Another reminder today that we as a culture (or whatever we are) don’t seem to value our security all that much (note that I said security, not privacy). I watched a couple dozen tweets roll by urging me to go see who’s stalking me on Twitter … I jumped over to find a page that wanted my Twitter username and password so it could show me the last 200 visitors to my Twitter page. First of all, how in the hell would it be able to tell me who the last 200 people who stumbled across my Twitter page were and why in the world would giving it my username AND password help? Scam.
This is just another example of how cavalier we all are on the social web. I’m sure many of you read about the security breach involving Google Docs and Twitter … an illustration that much of our information across the social web is only as secure as our password habits. I know two weeks I was using the same username and password combo at nearly all the social sites I routinely participate in. After reading the Twitter story I changed all that. Here’s a quick rundown of what I am doing … this is not de-facto secure, but I feel much better going forward.
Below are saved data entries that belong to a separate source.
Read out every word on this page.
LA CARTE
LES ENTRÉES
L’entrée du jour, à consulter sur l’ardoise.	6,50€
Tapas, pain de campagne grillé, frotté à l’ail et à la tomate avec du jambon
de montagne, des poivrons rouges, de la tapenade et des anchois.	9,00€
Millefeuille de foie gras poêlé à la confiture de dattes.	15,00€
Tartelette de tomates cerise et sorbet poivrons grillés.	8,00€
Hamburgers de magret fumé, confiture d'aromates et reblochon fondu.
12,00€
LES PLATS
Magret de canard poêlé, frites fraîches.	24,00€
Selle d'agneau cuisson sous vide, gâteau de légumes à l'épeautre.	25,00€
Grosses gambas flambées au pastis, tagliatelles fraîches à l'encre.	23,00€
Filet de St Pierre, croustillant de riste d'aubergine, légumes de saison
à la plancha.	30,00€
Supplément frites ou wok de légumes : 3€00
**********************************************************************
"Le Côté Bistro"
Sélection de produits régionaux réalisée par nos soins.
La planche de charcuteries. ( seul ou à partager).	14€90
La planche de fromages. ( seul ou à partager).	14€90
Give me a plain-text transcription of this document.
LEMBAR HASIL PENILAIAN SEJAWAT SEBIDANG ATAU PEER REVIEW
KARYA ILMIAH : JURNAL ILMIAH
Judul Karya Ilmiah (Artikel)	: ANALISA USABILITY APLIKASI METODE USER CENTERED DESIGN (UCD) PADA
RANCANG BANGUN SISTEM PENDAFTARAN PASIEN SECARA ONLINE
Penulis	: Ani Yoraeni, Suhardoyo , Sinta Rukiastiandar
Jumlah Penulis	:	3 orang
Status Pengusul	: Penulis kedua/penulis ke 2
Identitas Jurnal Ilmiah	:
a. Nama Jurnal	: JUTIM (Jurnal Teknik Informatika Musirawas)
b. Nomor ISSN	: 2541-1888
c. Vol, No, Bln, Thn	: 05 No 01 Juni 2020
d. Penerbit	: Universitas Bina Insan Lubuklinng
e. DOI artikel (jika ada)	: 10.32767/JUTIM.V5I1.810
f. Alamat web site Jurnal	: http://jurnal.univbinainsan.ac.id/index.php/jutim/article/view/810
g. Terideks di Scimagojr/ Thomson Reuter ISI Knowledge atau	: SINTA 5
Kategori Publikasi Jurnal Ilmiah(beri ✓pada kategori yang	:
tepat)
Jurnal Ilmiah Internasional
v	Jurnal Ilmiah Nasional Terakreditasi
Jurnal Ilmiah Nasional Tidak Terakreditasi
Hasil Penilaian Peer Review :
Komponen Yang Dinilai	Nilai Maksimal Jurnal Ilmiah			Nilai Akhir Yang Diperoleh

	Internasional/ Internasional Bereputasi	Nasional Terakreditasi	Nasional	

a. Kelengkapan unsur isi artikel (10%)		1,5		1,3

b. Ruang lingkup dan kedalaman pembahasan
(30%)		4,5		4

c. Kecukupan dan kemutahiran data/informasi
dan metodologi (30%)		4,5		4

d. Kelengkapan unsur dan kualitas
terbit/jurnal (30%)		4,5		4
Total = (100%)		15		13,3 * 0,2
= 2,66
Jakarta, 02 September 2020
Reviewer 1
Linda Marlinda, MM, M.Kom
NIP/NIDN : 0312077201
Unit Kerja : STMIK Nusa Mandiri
I got a free Dropbox account (if you click that link it includes a promo code for us both to get a little extra storage). What Dropbox does is add a folder to your home directory in Mac OSX that is constantly watched and synced back up to the Dropbox server. There are two things I really appreciate about the service … first, it is really fast. Things sync much quicker than with my iDisk. Second since it is an actual directory here on my machine (or in my cases machines) my files are local and I don’t need to be connected to the web to grab my files. What Dropbox is giving me is a super fast way to keep the next ingredient to my solution working across multiple machines.
I downloaded and installed 1Password. 1Password is a client based password management tool that allows you to create, manage, and use passwords in a secure way. Once installed it adds a little icon to your browser that will auto fill usernames and passwords for you with a click. It also generates secure passwords for you on the fly so I can have different and random passwords for facebook, google, twitter, and you name it.
To put the two together you first have to switch to using an Agile Keychain in Mac OSX. This essentially creates a separate non-system level keychain bundle that can be stored elsewhere — in this case in your Dropbox folder. Then, once that is complete just follow these steps to point your 1Password client to that keychain. Once that is complete you can install 1Password on your other Macs, pointing to your existing keychain being synced by Dropbox so things stay in sync.
The life saver so far has been the iPhone App for 1Password. This has a two layer password scheme for exposing the password text … that is really useful for when you are using a lab machine or one other than your own and you can’t recall the randomly generated 30 character password.
Even if it isn’t an ideal solution, it feels a hell of a lot safer than trusting that no one could ever pull a password recovery scam on me and get access to everything I have across the social web. Your milage may very, but I recommend you come up with a solution that makes sense to you and if we are sharing documents on Google Docs, please work out something so our secrets aren’t compromised. And D’Arcy, I’ll be waiuting for you to follow through with your tweet …
http://accountr.darcynorman.net
Brilliant. I filled out the form. I feel so much more secure now … thanks to you, D’Arcy!
I’ve always used a tiered password system. Bank accounts get one password, email another, important services one more and then finally everything else gets a basic one.
Of course as your example shows above, changing to separate passwords for each account is difficult (and in the case of 1Password, expensive). Things will never be secure until the OpenID, other authentication movements and big companies) figure things out (Ahem Google).
For now though I’m using LastPass (which is free, cross-platform and cross-browser) to try and make things work a little better for myself.
Finally, Dropbox is magic. It means you never have to worry about where your files are… ever.